The updated macroeconomic projections for RPI, bank rate and earnings growth in the OBR’s Economic and Fiscal Outlook drive the minor decrease of RAB charge for Plan 2 full-time student loans between 2020-21 to 2025-26. More details on the modelling methodology can be found in the technical notes accompanying this publication.

Since the last student loan forecasts release in , there have been revisions to the data, economic assumptions, policies and modelling methodology used within the student loan repayment and earnings models

personal loans with cosigners

The Stock and RAB charge forecasts rely on earnings and repayment projections forecast over the next 30-40 years, and as such are sensitive to the assumptions used in the models. For example, an RPI of 1 percentage point (pp) lower beginning from financial year 2020-21 would lower the forecast 2020-21 RAB charge by up to 5pp for Plan 2 full-time loans. The percentage point change in 2020-21 Plan 2 full-time RAB charge forecasts as a consequence of varying key individual economic and policy model inputs is documented in the RAB charge sensitivity data accompanying this publication.
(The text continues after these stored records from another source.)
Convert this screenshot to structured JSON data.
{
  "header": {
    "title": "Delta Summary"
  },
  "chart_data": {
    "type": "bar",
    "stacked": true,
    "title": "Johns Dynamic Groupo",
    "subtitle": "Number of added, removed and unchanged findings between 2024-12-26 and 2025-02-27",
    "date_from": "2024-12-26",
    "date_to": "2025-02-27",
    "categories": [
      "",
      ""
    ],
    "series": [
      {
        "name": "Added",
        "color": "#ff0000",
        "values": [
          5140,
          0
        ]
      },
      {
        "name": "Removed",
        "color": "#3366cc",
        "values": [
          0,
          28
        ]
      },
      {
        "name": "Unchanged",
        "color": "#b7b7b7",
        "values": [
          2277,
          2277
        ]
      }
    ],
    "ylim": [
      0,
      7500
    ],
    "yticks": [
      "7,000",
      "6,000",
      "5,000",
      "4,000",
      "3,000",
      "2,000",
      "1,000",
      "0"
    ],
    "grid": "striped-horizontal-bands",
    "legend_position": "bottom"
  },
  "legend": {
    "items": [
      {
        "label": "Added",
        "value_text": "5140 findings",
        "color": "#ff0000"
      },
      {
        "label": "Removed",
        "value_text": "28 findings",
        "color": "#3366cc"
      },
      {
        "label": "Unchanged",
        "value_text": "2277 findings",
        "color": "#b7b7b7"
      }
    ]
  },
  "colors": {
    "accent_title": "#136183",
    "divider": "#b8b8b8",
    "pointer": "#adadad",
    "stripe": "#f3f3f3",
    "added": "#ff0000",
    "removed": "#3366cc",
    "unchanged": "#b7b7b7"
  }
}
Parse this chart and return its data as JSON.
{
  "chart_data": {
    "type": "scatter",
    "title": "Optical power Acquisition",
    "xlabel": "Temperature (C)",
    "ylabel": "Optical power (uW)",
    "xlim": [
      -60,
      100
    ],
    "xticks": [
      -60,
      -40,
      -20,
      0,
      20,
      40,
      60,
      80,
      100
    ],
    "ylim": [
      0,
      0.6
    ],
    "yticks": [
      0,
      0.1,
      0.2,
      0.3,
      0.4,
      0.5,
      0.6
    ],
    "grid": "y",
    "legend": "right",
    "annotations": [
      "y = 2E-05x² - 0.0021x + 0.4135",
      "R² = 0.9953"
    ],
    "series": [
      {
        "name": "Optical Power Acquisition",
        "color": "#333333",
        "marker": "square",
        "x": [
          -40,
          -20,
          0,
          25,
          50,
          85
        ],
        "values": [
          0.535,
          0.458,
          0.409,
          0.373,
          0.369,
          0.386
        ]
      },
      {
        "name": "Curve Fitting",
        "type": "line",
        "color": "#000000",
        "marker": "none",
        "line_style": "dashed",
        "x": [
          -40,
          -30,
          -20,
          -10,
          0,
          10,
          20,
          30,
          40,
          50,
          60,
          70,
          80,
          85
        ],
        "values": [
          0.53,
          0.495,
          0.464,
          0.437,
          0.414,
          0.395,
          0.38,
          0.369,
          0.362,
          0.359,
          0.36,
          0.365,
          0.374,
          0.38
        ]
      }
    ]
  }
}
For more details please see the quality and methodology document accompanying this release.

These cover pay day loans in Indiana loans issued in each financial year to English domiciled students studying in the UK and EU domiciled students studying in England

These updates will all contribute to varying degrees to any changes over time in the forecast of figures such as RAB charge, stock charge and percentage of borrowers expected to fully repay their student loans. Current assumptions about the future student finance system are set out in the methodology document in the student loans earnings and repayments model chapter, while the assumptions about future tuition fee and maintenance loans are covered in the student loan outlay chapter.